Sabtu, 27 Januari 2018

Nasib Petani #fiksi_2

Lagi-lagi aku menemui pasien yang sama. Keluhan tidak jelas dan saat ditanya apa ada yang masalah, jawaban rata-rata sama, tidak mengiyakan tetapi mata mereka tampak berkaca-kaca.

"Kenapa to Bu, apa ada masalah yang mengganggu pikiran?" tanyaku pada Bu Lastri, pasien yang cukup sering datang berobat ke praktikanku.

"Biasa Bu Dokter, harga bawang turun. Kalau turun saja nggak apa-apa, lha ini nggak ada pedagang yang datang. Padahal ada 2 ton bawang di rumah, mau dikemain?"ujarnya sambil menahan tangis.

Itu yang rata-rata menjadi keluhan mereka.

Oh iya, aku berpraktik di daerah pinggiran kota, yang rata-rata penduduknya adalah petani bawang. Bertani bawang itu cukup sulit dan perlu biaya perawatan yang besar.  Orang-orang sini bilang, merawat bawang itu seperti merawat anak, lengah sedikit tanaman akan rusak oleh hama. Ah,  tapi itu semua akan terbayar lunas jika saat panen,  harga bawang naik atau paling tidak, tidak turun seperti yg terjadi saat ini.

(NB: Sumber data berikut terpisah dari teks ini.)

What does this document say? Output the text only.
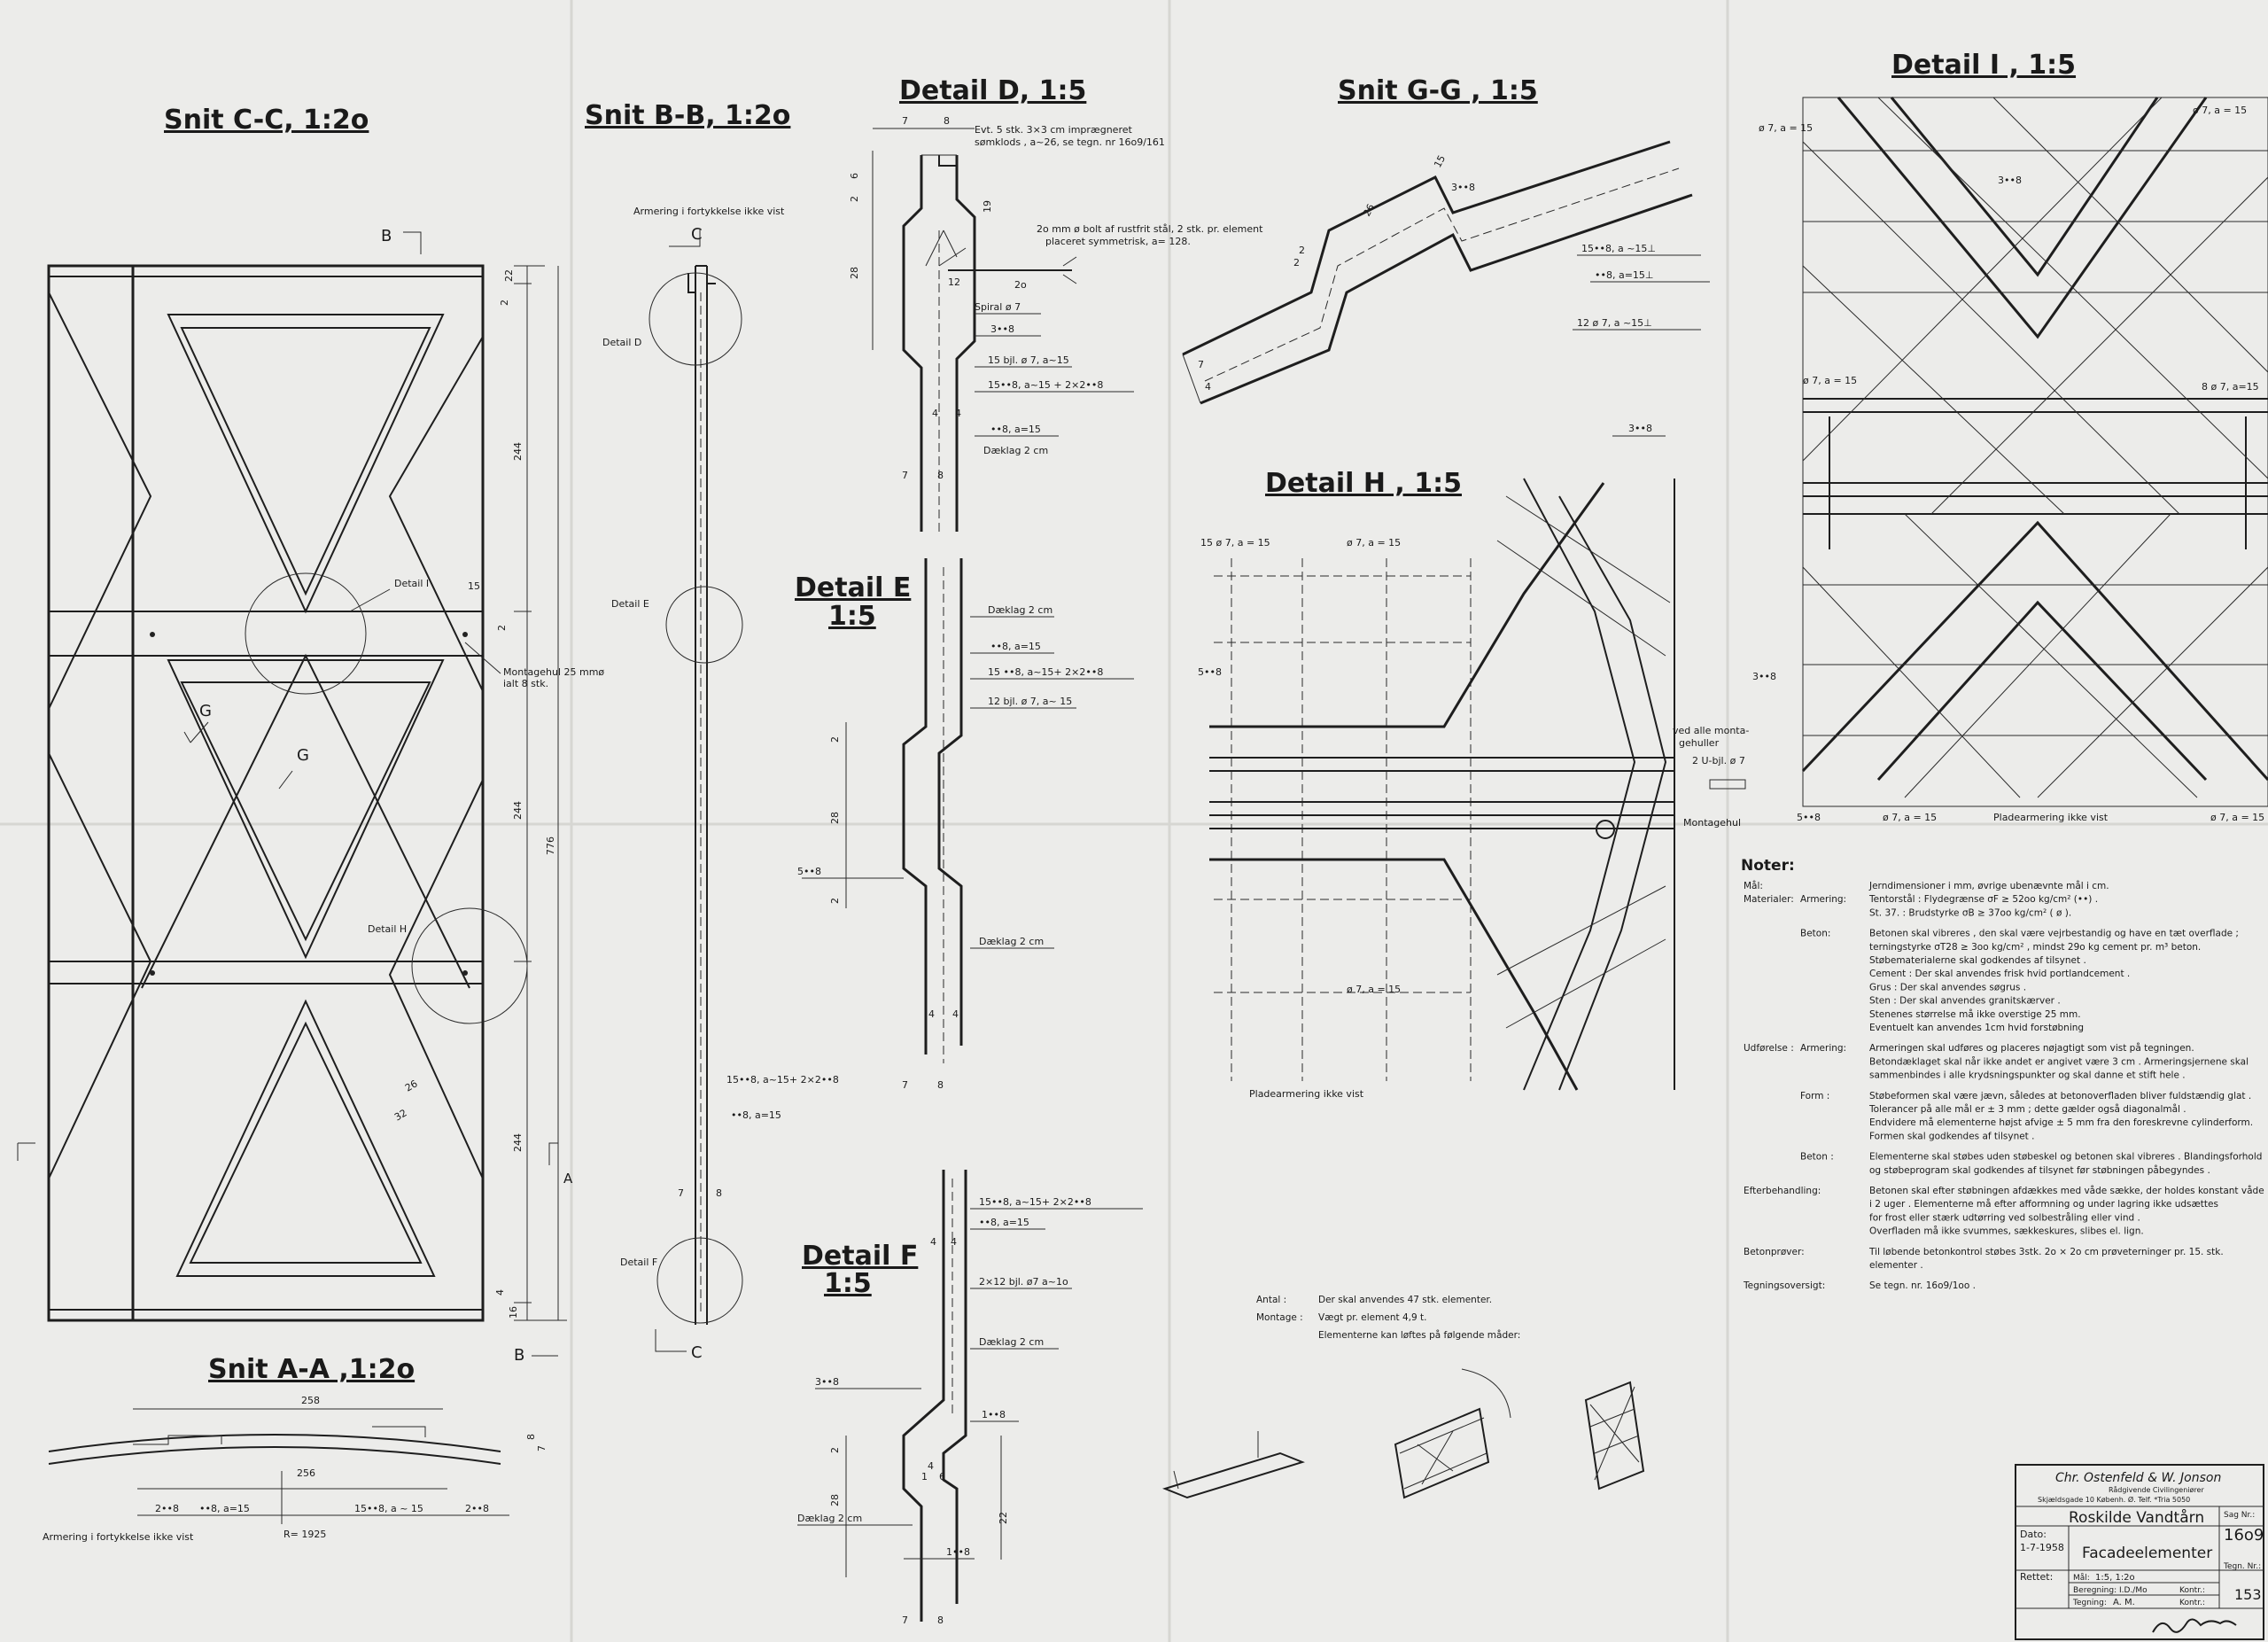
Snit C-C, 1:2o
B
Detail I
Detail H
Montagehul 25 mmø
ialt 8 stk.
G
G
A
22
2
244
15
2
244
776
244
4
16
26
32
B
Snit A-A ,1:2o
258
256
2••8 ••8, a=15	15••8, a ~ 15	2••8
Armering i fortykkelse ikke vist	R= 1925
8
7
Snit B-B, 1:2o
Armering i fortykkelse ikke vist
C
Detail D
Detail E
Detail F
15••8, a~15+ 2×2••8
••8, a=15
7	8
C
Detail D, 1:5
Evt. 5 stk. 3×3 cm imprægneret
sømklods , a~26, se tegn. nr 16o9/161
2o mm ø bolt af rustfrit stål, 2 stk. pr. element
placeret symmetrisk, a= 128.
Spiral ø 7
3••8
15 bjl. ø 7, a~15
15••8, a~15 + 2×2••8
••8, a=15
Dæklag 2 cm
7	8
6
2
28
19
12	2o
4 4
7	8
Detail E
1:5	Dæklag 2 cm
••8, a=15
15 ••8, a~15+ 2×2••8
12 bjl. ø 7, a~ 15
5••8
Dæklag 2 cm
2
28
2
4 4
7	8
Detail F
1:5
15••8, a~15+ 2×2••8
••8, a=15
2×12 bjl. ø7 a~1o
Dæklag 2 cm
3••8
1••8
Dæklag 2 cm
1••8
4 4
4
1 6
28
2
22
7	8
Snit G-G , 1:5
3••8
15••8, a ~15⊥
••8, a=15⊥
12 ø 7, a ~15⊥
26
15
2
4
7
2
Detail H , 1:5
15 ø 7, a = 15	ø 7, a = 15
3••8
5••8
ø 7, a = 15
ved alle monta-
gehuller
2 U-bjl. ø 7
Montagehul
Pladearmering ikke vist
Detail I , 1:5
ø 7, a = 15
ø 7, a = 15
3••8
ø 7, a = 15
8 ø 7, a=15
3••8
5••8	ø 7, a = 15	Pladearmering ikke vist	ø 7, a = 15
Antal :	Der skal anvendes 47 stk. elementer.
Montage : Vægt pr. element 4,9 t.
Elementerne kan løftes på følgende måder:
Noter:
Mål:	Jerndimensioner i mm, øvrige ubenævnte mål i cm.
Materialer: Armering: Tentorstål : Flydegrænse σF ≥ 52oo kg/cm² (••) .
St. 37. : Brudstyrke σB ≥ 37oo kg/cm² ( ø ).
Beton:	Betonen skal vibreres , den skal være vejrbestandig og have en tæt overflade ;
terningstyrke σT28 ≥ 3oo kg/cm² , mindst 29o kg cement pr. m³ beton.
Støbematerialerne skal godkendes af tilsynet .
Cement : Der skal anvendes frisk hvid portlandcement .
Grus : Der skal anvendes søgrus .
Sten : Der skal anvendes granitskærver .
Stenenes størrelse må ikke overstige 25 mm.
Eventuelt kan anvendes 1cm hvid forstøbning
Udførelse : Armering: Armeringen skal udføres og placeres nøjagtigt som vist på tegningen.
Betondæklaget skal når ikke andet er angivet være 3 cm . Armeringsjernene skal
sammenbindes i alle krydsningspunkter og skal danne et stift hele .
Form :	Støbeformen skal være jævn, således at betonoverfladen bliver fuldstændig glat .
Tolerancer på alle mål er ± 3 mm ; dette gælder også diagonalmål .
Endvidere må elementerne højst afvige ± 5 mm fra den foreskrevne cylinderform.
Formen skal godkendes af tilsynet .
Beton :	Elementerne skal støbes uden støbeskel og betonen skal vibreres . Blandingsforhold
og støbeprogram skal godkendes af tilsynet før støbningen påbegyndes .
Efterbehandling:	Betonen skal efter støbningen afdækkes med våde sække, der holdes konstant våde
i 2 uger . Elementerne må efter afformning og under lagring ikke udsættes
for frost eller stærk udtørring ved solbestråling eller vind .
Overfladen må ikke svummes, sækkeskures, slibes el. lign.
Betonprøver:	Til løbende betonkontrol støbes 3stk. 2o × 2o cm prøveterninger pr. 15. stk.
elementer .
Tegningsoversigt:	Se tegn. nr. 16o9/1oo .
Chr. Ostenfeld & W. Jonson
Rådgivende Civilingeniører
Skjældsgade 10 Københ. Ø. Telf. *Tria 5050
Roskilde Vandtårn
Dato:
1-7-1958
Rettet:
Facadeelementer
Mål: 1:5, 1:2o
Beregning: I.D./Mo	Kontr.:
Tegning: A. M.	Kontr.:
Sag Nr.:
16o9
Tegn. Nr.:
153
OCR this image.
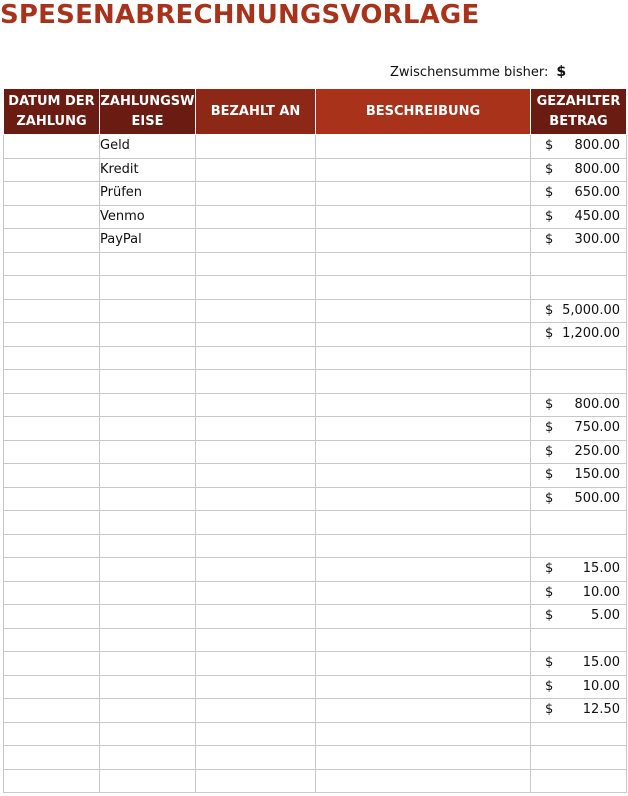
SPESENABRECHNUNGSVORLAGE
Zwischensumme bisher: $
DATUM DER ZAHLUNG	ZAHLUNGSWEISE	BEZAHLT AN	BESCHREIBUNG	GEZAHLTER BETRAG
	Geld			$ 800.00

	Kredit			$ 800.00

	Prüfen			$ 650.00

	Venmo			$ 450.00

	PayPal			$ 300.00

				$ 5,000.00

				$ 1,200.00

				$ 800.00

				$ 750.00

				$ 250.00

				$ 150.00

				$ 500.00

				$ 15.00

				$ 10.00

				$ 5.00

				$ 15.00

				$ 10.00

				$ 12.50
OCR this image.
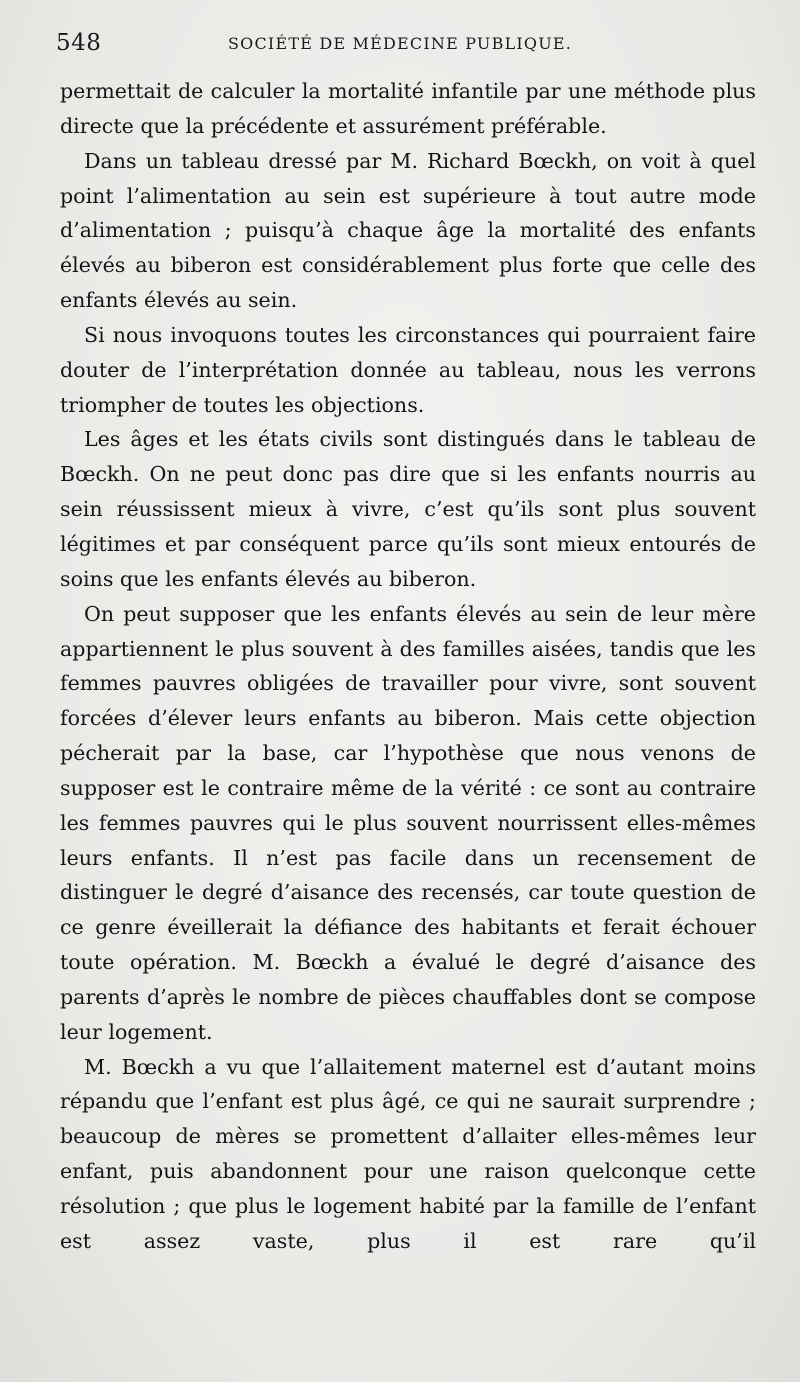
548	SOCIÉTÉ DE MÉDECINE PUBLIQUE.

permettait de calculer la mortalité infantile par une méthode plus directe que la précédente et assurément préférable.

Dans un tableau dressé par M. Richard Bœckh, on voit à quel point l’alimentation au sein est supérieure à tout autre mode d’alimentation ; puisqu’à chaque âge la mortalité des enfants élevés au biberon est considérablement plus forte que celle des enfants élevés au sein.

Si nous invoquons toutes les circonstances qui pourraient faire douter de l’interprétation donnée au tableau, nous les verrons triompher de toutes les objections.

Les âges et les états civils sont distingués dans le tableau de Bœckh. On ne peut donc pas dire que si les enfants nourris au sein réussissent mieux à vivre, c’est qu’ils sont plus souvent légitimes et par conséquent parce qu’ils sont mieux entourés de soins que les enfants élevés au biberon.

On peut supposer que les enfants élevés au sein de leur mère appartiennent le plus souvent à des familles aisées, tandis que les femmes pauvres obligées de travailler pour vivre, sont souvent forcées d’élever leurs enfants au biberon. Mais cette objection pécherait par la base, car l’hypothèse que nous venons de supposer est le contraire même de la vérité : ce sont au contraire les femmes pauvres qui le plus souvent nourrissent elles-mêmes leurs enfants. Il n’est pas facile dans un recensement de distinguer le degré d’aisance des recensés, car toute question de ce genre éveillerait la défiance des habitants et ferait échouer toute opération. M. Bœckh a évalué le degré d’aisance des parents d’après le nombre de pièces chauffables dont se compose leur logement.

M. Bœckh a vu que l’allaitement maternel est d’autant moins répandu que l’enfant est plus âgé, ce qui ne saurait surprendre ; beaucoup de mères se promettent d’allaiter elles-mêmes leur enfant, puis abandonnent pour une raison quelconque cette résolution ; que plus le logement habité par la famille de l’enfant est assez vaste, plus il est rare qu’il
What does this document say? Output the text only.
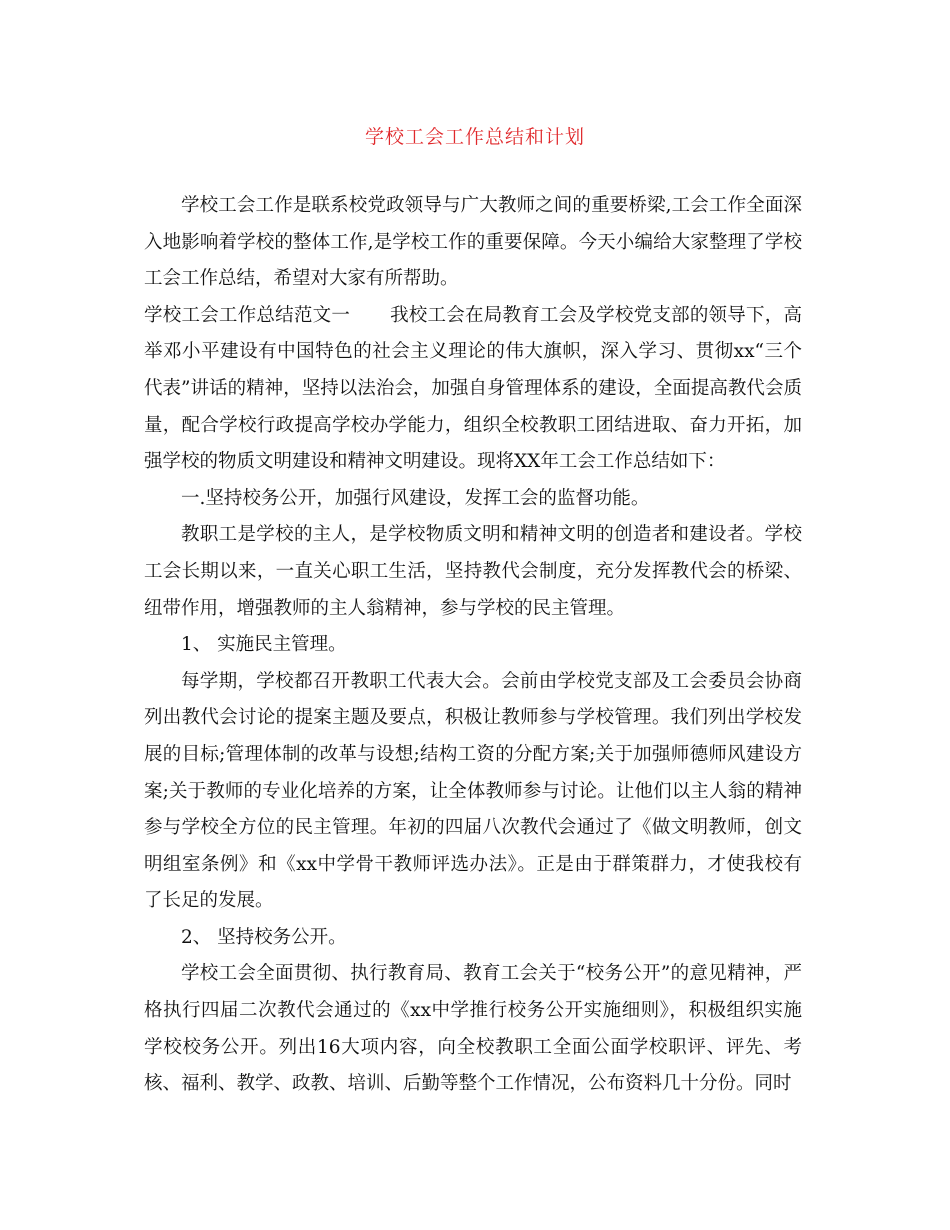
学校工会工作总结和计划

学校工会工作是联系校党政领导与广大教师之间的重要桥梁,工会工作全面深入地影响着学校的整体工作,是学校工作的重要保障。今天小编给大家整理了学校工会工作总结，希望对大家有所帮助。

学校工会工作总结范文一 我校工会在局教育工会及学校党支部的领导下，高举邓小平建设有中国特色的社会主义理论的伟大旗帜，深入学习、贯彻xx“三个代表”讲话的精神，坚持以法治会，加强自身管理体系的建设，全面提高教代会质量，配合学校行政提高学校办学能力，组织全校教职工团结进取、奋力开拓，加强学校的物质文明建设和精神文明建设。现将XX年工会工作总结如下：

一.坚持校务公开，加强行风建设，发挥工会的监督功能。

教职工是学校的主人，是学校物质文明和精神文明的创造者和建设者。学校工会长期以来，一直关心职工生活，坚持教代会制度，充分发挥教代会的桥梁、纽带作用，增强教师的主人翁精神，参与学校的民主管理。

1、 实施民主管理。

每学期，学校都召开教职工代表大会。会前由学校党支部及工会委员会协商列出教代会讨论的提案主题及要点，积极让教师参与学校管理。我们列出学校发展的目标;管理体制的改革与设想;结构工资的分配方案;关于加强师德师风建设方案;关于教师的专业化培养的方案，让全体教师参与讨论。让他们以主人翁的精神参与学校全方位的民主管理。年初的四届八次教代会通过了《做文明教师，创文明组室条例》和《xx中学骨干教师评选办法》。正是由于群策群力，才使我校有了长足的发展。

2、 坚持校务公开。

学校工会全面贯彻、执行教育局、教育工会关于“校务公开”的意见精神，严格执行四届二次教代会通过的《xx中学推行校务公开实施细则》，积极组织实施学校校务公开。列出16大项内容，向全校教职工全面公面学校职评、评先、考核、福利、教学、政教、培训、后勤等整个工作情况，公布资料几十分份。同时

"Lha kenapa bisa turun drastis seperti ini Bu?", lanjutku.

"Itu Bu, di pasaran banyak beredar bawang import. Bawangnya lebih besar dan harganya lebih murah.. Terus nasib Kami ini gimana , Bu Dokter..?" ujarnya sambil tak kuat lagi membendung air mata.

Aku terdiam. Tidak tahu harus berkata apa. Karena, sejujurnya masih belum masuk di logikaku, kenapa daerahku yang notabenya adalah daerah penghasil bawang, harus mengimpor bawang dari luar negeri? Entahlah... Mungkin ada pertimbangan-pertimbangan khusus dari pemangku kebijakan yang tidak kumengerti.
Harapanku apapun itu, mudah-mudahan untuk kepentingan masyarakat yang lebih luas.

"Sabar ya Bu. Mudah-mudahan segera ada jalan keluar. Boleh dipikir tapi jangan terlalu, biar tidak mengganggu kondisi kesehatan Ibu". Klise. Tapi memang cuma itu yang bisa kuucapkan. Nggak ada yang lain.